Pick an MLS Team for Bill Simmons
Long time readers of this blog, and people whom I've managed to bore in person, know that I am a Spurs supporter. So I was pleasantly surprised to see that "Sports Guy" Bill Simmons has selected Tottenham as his EPL team of choice, and for reasons uncomfortably similar to many of my own. This, of course, means that it is more difficult for people to come over in the future, but hey, I'll take it.
The problem is that Bill doesn't seem to have an MLS team. And there's a word for Americans who support an EPL side without enjoying the domestic product. So I say to all of us, let us select an MLS side for Mr. Simmons. After all, it's coming from one of his Spurs-supporting American brethren, how can he refuse?
Okay, so let's knock out a few teams for Mr. Simmons. He can't support DC United, because we are the ultimate bandwagon team right now. New York is gone because, well, they're New York, and we have all heard (many, many times) that Mr. Simmons roots for the Sox. A few other teams we can dismiss since they're simply not good enough: Real Salt Lake, Columbus, and Kansas City I don't think that the panache or the desired geographic cache for our globe-trotting Bill.
That leaves us with a manageable list. In the spirit of Mr. Simmons' article on the matter, here's how they finish:
7) Colorado Rapids: A better team than I expected this year, without a lot of fanfare, so that's going well for them.
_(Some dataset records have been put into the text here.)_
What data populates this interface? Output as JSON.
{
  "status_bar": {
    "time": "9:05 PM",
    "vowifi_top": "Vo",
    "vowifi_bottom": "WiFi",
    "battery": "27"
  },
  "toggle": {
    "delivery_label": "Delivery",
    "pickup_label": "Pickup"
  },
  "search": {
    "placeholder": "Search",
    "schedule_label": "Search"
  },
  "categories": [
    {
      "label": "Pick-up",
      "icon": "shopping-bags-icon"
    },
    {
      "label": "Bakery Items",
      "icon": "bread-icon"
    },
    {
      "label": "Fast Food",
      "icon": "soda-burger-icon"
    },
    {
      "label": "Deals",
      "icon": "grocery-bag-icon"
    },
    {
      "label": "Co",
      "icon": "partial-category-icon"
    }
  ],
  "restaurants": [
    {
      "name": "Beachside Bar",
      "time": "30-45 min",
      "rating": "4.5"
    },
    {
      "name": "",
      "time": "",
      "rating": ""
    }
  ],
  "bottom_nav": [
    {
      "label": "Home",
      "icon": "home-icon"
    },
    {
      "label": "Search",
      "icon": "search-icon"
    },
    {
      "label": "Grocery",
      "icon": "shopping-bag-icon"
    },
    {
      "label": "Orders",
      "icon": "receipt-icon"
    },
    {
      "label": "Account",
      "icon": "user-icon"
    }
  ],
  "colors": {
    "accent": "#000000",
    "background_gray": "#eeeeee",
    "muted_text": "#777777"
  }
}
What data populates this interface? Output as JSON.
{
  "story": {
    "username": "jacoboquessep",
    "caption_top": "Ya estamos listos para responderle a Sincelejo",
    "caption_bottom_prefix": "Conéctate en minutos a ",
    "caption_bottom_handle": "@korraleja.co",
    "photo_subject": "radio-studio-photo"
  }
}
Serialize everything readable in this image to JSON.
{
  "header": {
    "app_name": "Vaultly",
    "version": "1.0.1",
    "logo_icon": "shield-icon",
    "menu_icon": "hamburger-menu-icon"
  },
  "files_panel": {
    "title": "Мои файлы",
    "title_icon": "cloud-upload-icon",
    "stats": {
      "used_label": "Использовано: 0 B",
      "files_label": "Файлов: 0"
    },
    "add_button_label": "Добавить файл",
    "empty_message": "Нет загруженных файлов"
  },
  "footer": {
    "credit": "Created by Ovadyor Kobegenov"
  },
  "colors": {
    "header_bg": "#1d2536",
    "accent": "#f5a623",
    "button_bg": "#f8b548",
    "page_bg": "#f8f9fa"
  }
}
Still, the name "Rapids" would just invite way too many incontinence jokes for Bill's cadre of first name friends, so that, combined with the disturbing looking mascot, rules them out.
6) LA Galaxy: Despite current events, this team is also too much of a bandwagon team given their past success. Plus they have Landon Donovan, who as we know is personally in a feud with ESPN. It would be like Shane McMahon rooting for The Rock...
5) FC Dallas: On the plus side, they play interesting soccer, have somewhat classy kits, and the name "Pizza Hut Park" appeals to pretty much every sports-writer I know. On the other hand, you got to have confidence in yourself, and a team that went from "Burn" to "FC" ain't going to win many cred points among the street-savvy crew.
4) Chicago Fire: Since the word "Fire" shows up in 30% of all pop-music, and 60% of REM songs, the culture references are a big plus. Great tradition, original name, ethnic ties to their city, classy kit, this could be a great choice for Bill. Yet we feel that this team has to be a coastal one. Not that Bill must root for a coastal team, but it seems in-line with a man who can root for the Clippers and the Celtics.
3) Houston Dynamo: See above, and add the carpetbagger label, they're done.
2) New England Revolution: Really, the joy of making minutemen references while discussing porn actresses falls apart with the realization that this is the team that will emulate his Red Sox, only without the actually breaking through thing. Bill's karma in getting teams to break-though has to be focused on Spurs right now, I don't want him devoting any of it to the Revs.
1) CD Chivas USA: Okay, this has to be the choice. Crazy fans. Great atmosphere. Good stadium to catch a game, and we know he's out there anyway. Add in the incongruity of one of the whitest people in print rooting for a supposedly "ethnic" team, and that can't be beat. The kits are a bit of a problem, but this is a guy who rooted for the Patriots in the 80s, so that can be overcome. Team is looking good, but everyone else hates them. Great rivalry with the Galaxy, and Chivas will still be considered the newcomer for a few years. Bill Simmons, time for you to join Legion 1908. This will provide you a source of material for columns into the next century, and allow you never to be called a Europoseur.
Now, all I have to do is get him to read this, and then agree with me.